City Books and Hugh Lane Wellness Foundation will host “Gertrude Stein Day” on Saturday, February 3, in honor of the writer’s 150th birthday. The event will take place from 12:00 to 4:00 PM at the shop located at 908 Galveston Ave on the Northside. During the event, Councilman Bobby Wilson will present the City of Pittsburgh’s “Gertrude Stein Day” proclamation.
Stein was born in 1874 at 850 Beech Avenue on the Northside, halfway between the current locations of City Books and Hugh Lane Wellness Foundation, a service organization founded in 2017 to improve the health of the LGBTQ+ and HIV communities.
Gertrude Stein was an open and unapologetic lesbian despite living in Nazi-occupied France.

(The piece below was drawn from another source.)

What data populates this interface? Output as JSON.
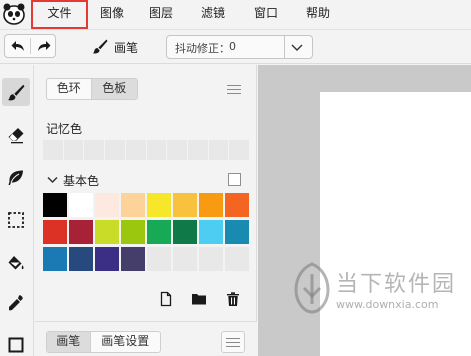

Stein was a central figure in the early-20th-century Parisian expatriate community, known as the “Lost Generation.” Her literary works, including the famous novel “Three Lives,” and her avant-garde poetry, have contributed to her recognition in literary and artistic circles.
Stein’s life partner was Alice B. Toklas, and the two were a prominent couple in the literary and artistic scene of their time. Stein’s writings and her role as a patron of the arts have made her an influential figure, particularly within LGBTQ history and culture. She was also close friends with Pablo Picasso and Marcel Duchamp and an early collector of the works of Henri Matisse and Paul Cezanne. Stein is retrospectively acknowledged as an important queer figure, and her contributions to literature and art continue to be celebrated.
The event will feature Stein’s work, giveaways, and refreshments while supplies last. Kathleen Dixon Donnelly, author of “Such Friends: The Literary 1920s” and scholar specializing in Gertrude Stein and the Americans in Paris, will lead an informal discussion of the Pittsburgher’s international legacy and a walk to the front of the author’s birthplace, weather permitting.